State Liberal leader Steven Marshall pledged $20 million in January to develop a business case into a multibillion-dollar plan to reroute freight trains and trucks around the Adelaide Hills if elected next year.
For more than a decade, hills residents and Mitcham Council have fought for the freight line to be diverted, saying the trains create noise, traffic congestion and, in summer, are a bushfire risk.
Cr Karen Hockley told last week’s council meeting a new report was long overdue.
“It is something that our residents by and large support and something that will be beneficial going forward for both our community and the state,” Cr Hockley said.
Cr Stephen Fisher said it was a “very important process” that he “strongly supported”.
The investigation would look at solutions including constructing a rail and highway bypass from Murray Bridge to Two Wells, south of Truro.
It comes after a 2010 study found rerouting the line would be too expensive.

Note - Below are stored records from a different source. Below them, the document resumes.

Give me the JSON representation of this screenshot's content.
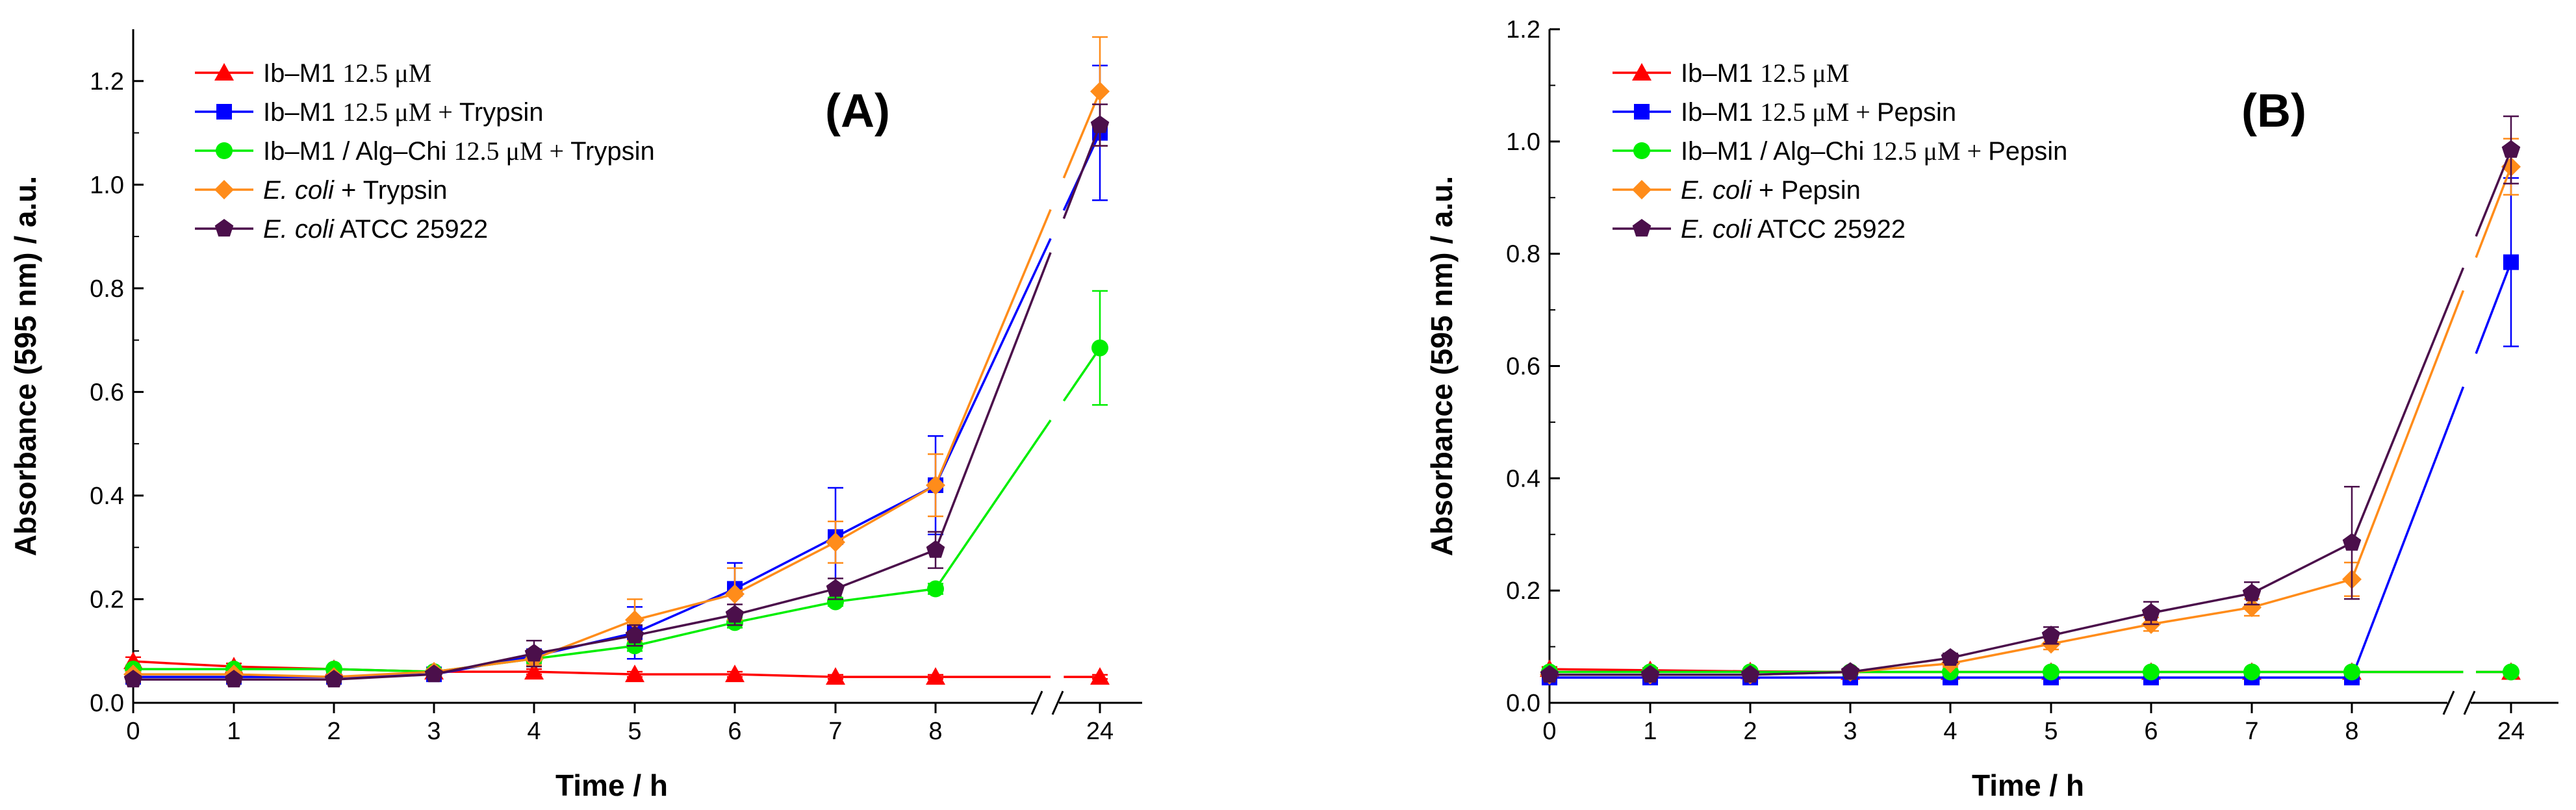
{
  "chart_data": [
    {
      "type": "line",
      "panel_label": "(A)",
      "xlabel": "Time / h",
      "ylabel": "Absorbance (595 nm) / a.u.",
      "x": [
        0,
        1,
        2,
        3,
        4,
        5,
        6,
        7,
        8,
        24
      ],
      "xtick_labels": [
        "0",
        "1",
        "2",
        "3",
        "4",
        "5",
        "6",
        "7",
        "8",
        "24"
      ],
      "x_axis_break": "between 8 and 24",
      "ylim": [
        0,
        1.3
      ],
      "yticks": [
        "0.0",
        "0.2",
        "0.4",
        "0.6",
        "0.8",
        "1.0",
        "1.2"
      ],
      "ytick_values": [
        0,
        0.2,
        0.4,
        0.6,
        0.8,
        1.0,
        1.2
      ],
      "legend_position": "top-left",
      "series": [
        {
          "name_parts": [
            {
              "t": "Ib–M1 ",
              "style": "sans"
            },
            {
              "t": "12.5 μM",
              "style": "serif"
            }
          ],
          "name": "Ib–M1 12.5 μM",
          "color": "#ff0000",
          "marker": "triangle",
          "values": [
            0.08,
            0.07,
            0.065,
            0.06,
            0.06,
            0.055,
            0.055,
            0.05,
            0.05,
            0.05
          ],
          "errors": [
            0.008,
            0.006,
            0.005,
            0.004,
            0.005,
            0.005,
            0.005,
            0.004,
            0.004,
            0.004
          ]
        },
        {
          "name_parts": [
            {
              "t": "Ib–M1 ",
              "style": "sans"
            },
            {
              "t": "12.5 μM + ",
              "style": "serif"
            },
            {
              "t": "Trypsin",
              "style": "sans"
            }
          ],
          "name": "Ib–M1 12.5 μM + Trypsin",
          "color": "#0000ff",
          "marker": "square",
          "values": [
            0.05,
            0.05,
            0.05,
            0.055,
            0.09,
            0.135,
            0.22,
            0.32,
            0.42,
            1.1
          ],
          "errors": [
            0.005,
            0.005,
            0.005,
            0.005,
            0.01,
            0.05,
            0.05,
            0.095,
            0.095,
            0.13
          ]
        },
        {
          "name_parts": [
            {
              "t": "Ib–M1 / Alg–Chi ",
              "style": "sans"
            },
            {
              "t": "12.5 μM + ",
              "style": "serif"
            },
            {
              "t": "Trypsin",
              "style": "sans"
            }
          ],
          "name": "Ib–M1 / Alg–Chi 12.5 μM + Trypsin",
          "color": "#00ee00",
          "marker": "circle",
          "values": [
            0.065,
            0.065,
            0.065,
            0.06,
            0.085,
            0.11,
            0.155,
            0.195,
            0.22,
            0.685
          ],
          "errors": [
            0.005,
            0.005,
            0.005,
            0.005,
            0.008,
            0.01,
            0.01,
            0.008,
            0.01,
            0.11
          ]
        },
        {
          "name_parts": [
            {
              "t": "E. coli",
              "style": "italic"
            },
            {
              "t": " + Trypsin",
              "style": "sans"
            }
          ],
          "name": "E. coli + Trypsin",
          "color": "#ff8c1a",
          "marker": "diamond",
          "values": [
            0.055,
            0.055,
            0.05,
            0.06,
            0.085,
            0.16,
            0.21,
            0.31,
            0.42,
            1.18
          ],
          "errors": [
            0.005,
            0.005,
            0.005,
            0.005,
            0.012,
            0.04,
            0.05,
            0.04,
            0.06,
            0.105
          ]
        },
        {
          "name_parts": [
            {
              "t": "E. coli",
              "style": "italic"
            },
            {
              "t": " ATCC 25922",
              "style": "sans"
            }
          ],
          "name": "E. coli ATCC 25922",
          "color": "#4b0f4b",
          "marker": "pentagon",
          "values": [
            0.045,
            0.045,
            0.045,
            0.055,
            0.095,
            0.13,
            0.17,
            0.22,
            0.295,
            1.115
          ],
          "errors": [
            0.005,
            0.005,
            0.005,
            0.005,
            0.025,
            0.02,
            0.02,
            0.02,
            0.035,
            0.04
          ]
        }
      ]
    },
    {
      "type": "line",
      "panel_label": "(B)",
      "xlabel": "Time / h",
      "ylabel": "Absorbance (595 nm) / a.u.",
      "x": [
        0,
        1,
        2,
        3,
        4,
        5,
        6,
        7,
        8,
        24
      ],
      "xtick_labels": [
        "0",
        "1",
        "2",
        "3",
        "4",
        "5",
        "6",
        "7",
        "8",
        "24"
      ],
      "x_axis_break": "between 8 and 24",
      "ylim": [
        0,
        1.2
      ],
      "yticks": [
        "0.0",
        "0.2",
        "0.4",
        "0.6",
        "0.8",
        "1.0",
        "1.2"
      ],
      "ytick_values": [
        0,
        0.2,
        0.4,
        0.6,
        0.8,
        1.0,
        1.2
      ],
      "legend_position": "top-left",
      "series": [
        {
          "name_parts": [
            {
              "t": "Ib–M1 ",
              "style": "sans"
            },
            {
              "t": "12.5 μM",
              "style": "serif"
            }
          ],
          "name": "Ib–M1 12.5 μM",
          "color": "#ff0000",
          "marker": "triangle",
          "values": [
            0.06,
            0.058,
            0.056,
            0.055,
            0.055,
            0.055,
            0.055,
            0.055,
            0.055,
            0.055
          ],
          "errors": [
            0.004,
            0.004,
            0.004,
            0.004,
            0.004,
            0.004,
            0.004,
            0.004,
            0.004,
            0.004
          ]
        },
        {
          "name_parts": [
            {
              "t": "Ib–M1 ",
              "style": "sans"
            },
            {
              "t": "12.5 μM + ",
              "style": "serif"
            },
            {
              "t": "Pepsin",
              "style": "sans"
            }
          ],
          "name": "Ib–M1 12.5 μM + Pepsin",
          "color": "#0000ff",
          "marker": "square",
          "values": [
            0.045,
            0.045,
            0.045,
            0.045,
            0.045,
            0.045,
            0.045,
            0.045,
            0.045,
            0.785
          ],
          "errors": [
            0.003,
            0.003,
            0.003,
            0.003,
            0.003,
            0.003,
            0.003,
            0.003,
            0.003,
            0.15
          ]
        },
        {
          "name_parts": [
            {
              "t": "Ib–M1 / Alg–Chi ",
              "style": "sans"
            },
            {
              "t": "12.5 μM + ",
              "style": "serif"
            },
            {
              "t": "Pepsin",
              "style": "sans"
            }
          ],
          "name": "Ib–M1 / Alg–Chi 12.5 μM + Pepsin",
          "color": "#00ee00",
          "marker": "circle",
          "values": [
            0.055,
            0.055,
            0.055,
            0.055,
            0.055,
            0.055,
            0.055,
            0.055,
            0.055,
            0.055
          ],
          "errors": [
            0.003,
            0.003,
            0.003,
            0.003,
            0.003,
            0.003,
            0.003,
            0.003,
            0.003,
            0.003
          ]
        },
        {
          "name_parts": [
            {
              "t": "E. coli",
              "style": "italic"
            },
            {
              "t": " + Pepsin",
              "style": "sans"
            }
          ],
          "name": "E. coli + Pepsin",
          "color": "#ff8c1a",
          "marker": "diamond",
          "values": [
            0.05,
            0.05,
            0.05,
            0.055,
            0.07,
            0.105,
            0.14,
            0.17,
            0.22,
            0.955
          ],
          "errors": [
            0.004,
            0.004,
            0.004,
            0.004,
            0.006,
            0.01,
            0.012,
            0.015,
            0.03,
            0.05
          ]
        },
        {
          "name_parts": [
            {
              "t": "E. coli",
              "style": "italic"
            },
            {
              "t": " ATCC 25922",
              "style": "sans"
            }
          ],
          "name": "E. coli ATCC 25922",
          "color": "#4b0f4b",
          "marker": "pentagon",
          "values": [
            0.05,
            0.05,
            0.05,
            0.055,
            0.08,
            0.12,
            0.16,
            0.195,
            0.285,
            0.985
          ],
          "errors": [
            0.004,
            0.004,
            0.004,
            0.004,
            0.008,
            0.015,
            0.02,
            0.02,
            0.1,
            0.06
          ]
        }
      ]
    }
  ]
}
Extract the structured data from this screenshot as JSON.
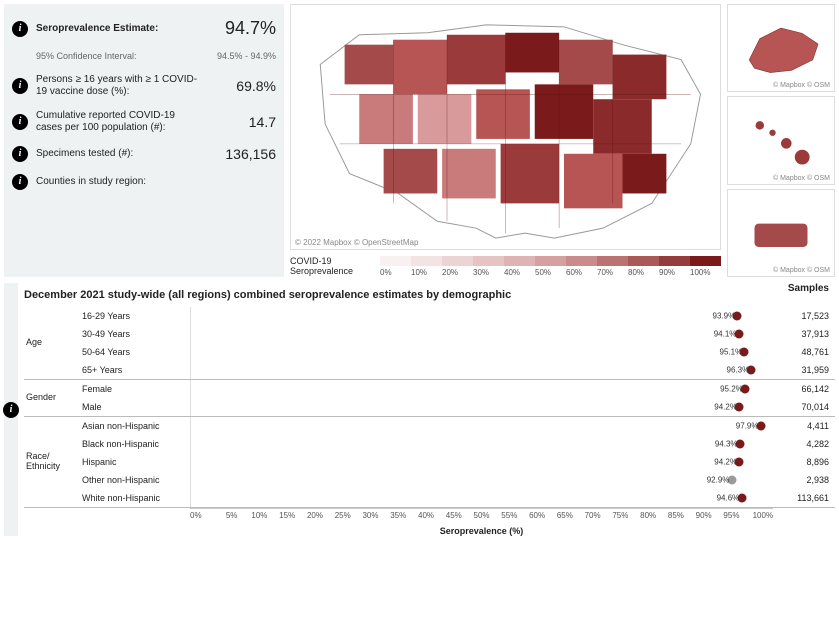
{
  "colors": {
    "dot": "#7a1a1a",
    "dot_alt": "#9a9a9a",
    "panel_bg": "#eef2f2",
    "map_border": "#dddddd"
  },
  "stats": [
    {
      "label": "Seroprevalence Estimate:",
      "value": "94.7%",
      "bold": true
    },
    {
      "label": "95% Confidence Interval:",
      "value": "94.5% - 94.9%",
      "small": true
    },
    {
      "label": "Persons ≥ 16 years with ≥ 1 COVID-19 vaccine dose (%):",
      "value": "69.8%"
    },
    {
      "label": "Cumulative reported COVID-19 cases per 100 population (#):",
      "value": "14.7"
    },
    {
      "label": "Specimens tested (#):",
      "value": "136,156"
    },
    {
      "label": "Counties in study region:",
      "value": ""
    }
  ],
  "map": {
    "attribution_main": "© 2022 Mapbox  © OpenStreetMap",
    "attribution_inset": "© Mapbox © OSM",
    "legend_label": "COVID-19 Seroprevalence",
    "legend_ticks": [
      "0%",
      "10%",
      "20%",
      "30%",
      "40%",
      "50%",
      "60%",
      "70%",
      "80%",
      "90%",
      "100%"
    ],
    "legend_colors": [
      "#f9f1f1",
      "#f3e3e3",
      "#edd4d4",
      "#e6c4c4",
      "#deb3b3",
      "#d4a0a0",
      "#c98b8b",
      "#bb7272",
      "#aa5858",
      "#953c3c",
      "#7a1a1a"
    ]
  },
  "section_title": "December 2021 study-wide (all regions) combined seroprevalence estimates by demographic",
  "samples_header": "Samples",
  "axis_label": "Seroprevalence (%)",
  "axis_ticks": [
    "0%",
    "5%",
    "10%",
    "15%",
    "20%",
    "25%",
    "30%",
    "35%",
    "40%",
    "45%",
    "50%",
    "55%",
    "60%",
    "65%",
    "70%",
    "75%",
    "80%",
    "85%",
    "90%",
    "95%",
    "100%"
  ],
  "groups": [
    {
      "name": "Age",
      "rows": [
        {
          "label": "16-29 Years",
          "value": 93.9,
          "value_text": "93.9%",
          "samples": "17,523"
        },
        {
          "label": "30-49 Years",
          "value": 94.1,
          "value_text": "94.1%",
          "samples": "37,913"
        },
        {
          "label": "50-64 Years",
          "value": 95.1,
          "value_text": "95.1%",
          "samples": "48,761"
        },
        {
          "label": "65+ Years",
          "value": 96.3,
          "value_text": "96.3%",
          "samples": "31,959"
        }
      ]
    },
    {
      "name": "Gender",
      "rows": [
        {
          "label": "Female",
          "value": 95.2,
          "value_text": "95.2%",
          "samples": "66,142"
        },
        {
          "label": "Male",
          "value": 94.2,
          "value_text": "94.2%",
          "samples": "70,014"
        }
      ]
    },
    {
      "name": "Race/ Ethnicity",
      "rows": [
        {
          "label": "Asian non-Hispanic",
          "value": 97.9,
          "value_text": "97.9%",
          "samples": "4,411"
        },
        {
          "label": "Black non-Hispanic",
          "value": 94.3,
          "value_text": "94.3%",
          "samples": "4,282"
        },
        {
          "label": "Hispanic",
          "value": 94.2,
          "value_text": "94.2%",
          "samples": "8,896"
        },
        {
          "label": "Other non-Hispanic",
          "value": 92.9,
          "value_text": "92.9%",
          "samples": "2,938",
          "alt_color": true
        },
        {
          "label": "White non-Hispanic",
          "value": 94.6,
          "value_text": "94.6%",
          "samples": "113,661"
        }
      ]
    }
  ]
}
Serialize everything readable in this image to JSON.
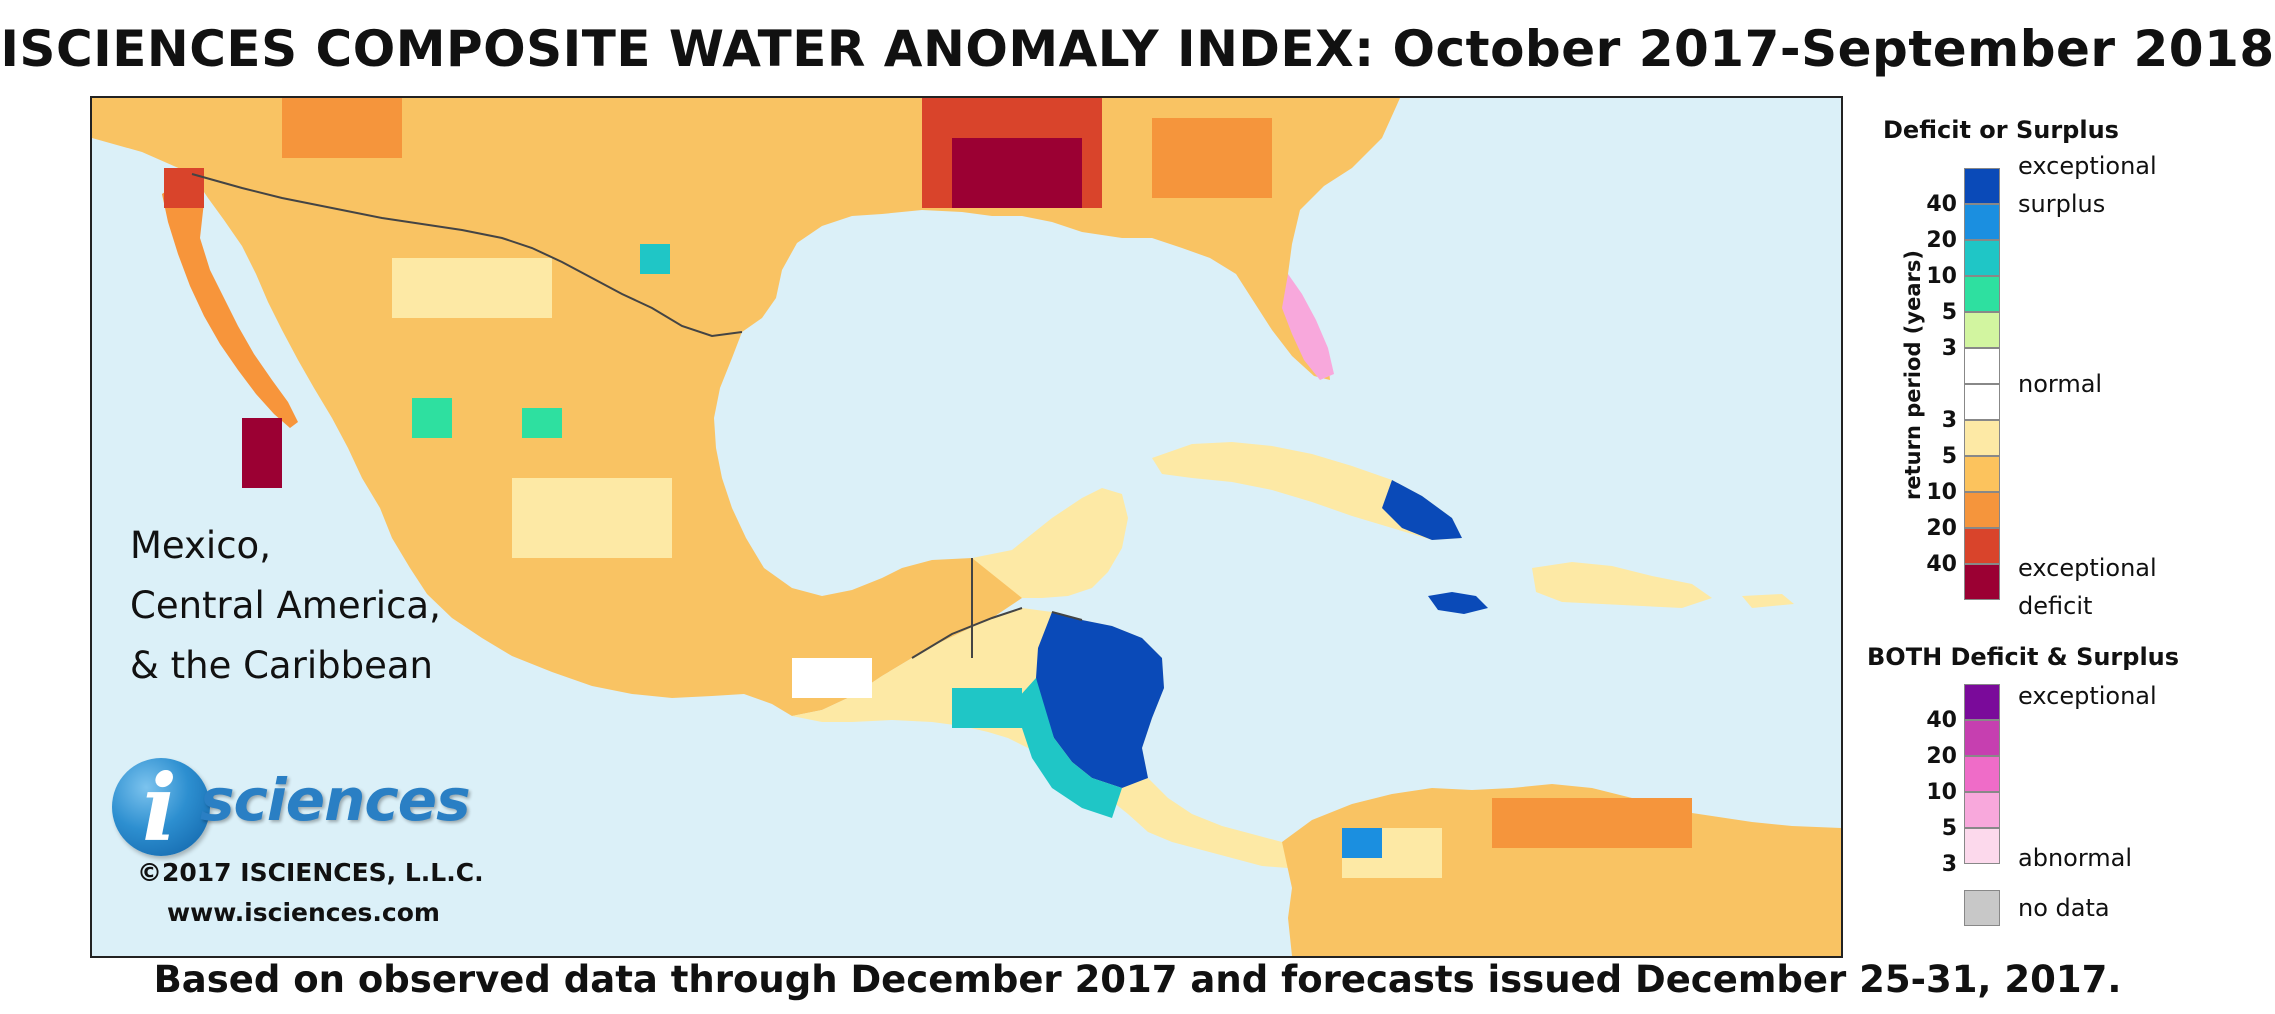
{
  "title": "ISCIENCES COMPOSITE WATER ANOMALY INDEX: October 2017-September 2018",
  "footer": "Based on observed data through December 2017 and forecasts issued December 25-31, 2017.",
  "region_label": [
    "Mexico,",
    "Central America,",
    "& the Caribbean"
  ],
  "logo": {
    "letter": "i",
    "word": "sciences"
  },
  "copyright": "©2017 ISCIENCES, L.L.C.",
  "website": "www.isciences.com",
  "colors": {
    "ocean": "#dbf0f8",
    "land_border": "#444444",
    "deficit": [
      "#fde9a5",
      "#fcc35d",
      "#f5953c",
      "#d9442b",
      "#9b0033"
    ],
    "surplus": [
      "#d2f5a0",
      "#2ee0a0",
      "#1fc6c6",
      "#1b8fe0",
      "#0a4ab8"
    ],
    "both": [
      "#fcd9ec",
      "#f8a8dc",
      "#ef6cc8",
      "#c63fb0",
      "#7a0a9a"
    ],
    "normal": "#ffffff",
    "no_data": "#c8c8c8"
  },
  "legend": {
    "deficit_surplus_title": "Deficit or Surplus",
    "axis_label": "return period (years)",
    "surplus_numbers": [
      "40",
      "20",
      "10",
      "5",
      "3"
    ],
    "deficit_numbers": [
      "3",
      "5",
      "10",
      "20",
      "40"
    ],
    "exceptional_surplus": [
      "exceptional",
      "surplus"
    ],
    "normal": "normal",
    "exceptional_deficit": [
      "exceptional",
      "deficit"
    ],
    "both_title": "BOTH Deficit & Surplus",
    "both_numbers": [
      "40",
      "20",
      "10",
      "5",
      "3"
    ],
    "both_exceptional": "exceptional",
    "both_abnormal": "abnormal",
    "no_data": "no data"
  }
}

However, a report presented to last week’s Mitcham meeting said that study “did not … take into account the increase in population in the hills, the social and environmental consequences of the existing system, … (and) the existing and growing constraints from commuter traffic”.
Blackwood Action Group treasurer Geoff Bartlett said the new examination was a “positive step in the right direction”.
“Hopefully it is the start of a process that will eventually see common sense prevail and the trains removed,” Mr Bartlett said.
“It’s the start of something big and it won’t happen tomorrow … but hopefully it can all happen.”
The route of the Liberals’ proposed GlobeLink rail and road freight bypass of Adelaide.Former Rail and Transport Committee chairman Mark Ward said freight trains were a serious issue.
Mr Ward, a former Mitcham councillor who ran for Labor in the Davenport by-election in 2015 and for Boothby in the federal election last year, said the existing freight line could be used to form a commuter expressway from Murray Bridge to the city.
“It makes so much sense to have this rail diversion … there is a much better way forward,” Mr Ward said.
“You could get a train service running (on the current freight line) from Mount Barker to Belair and then express it Adelaide.”
Neighbouring Unley Council, regional councils and the Local Government Association were also expected to commit to the investigation, expected to cost about $75,000.
Regional Development Australia chief executive Damien Cooke — who described the current line as “very inefficient” — said the study would start at the beginning of next month.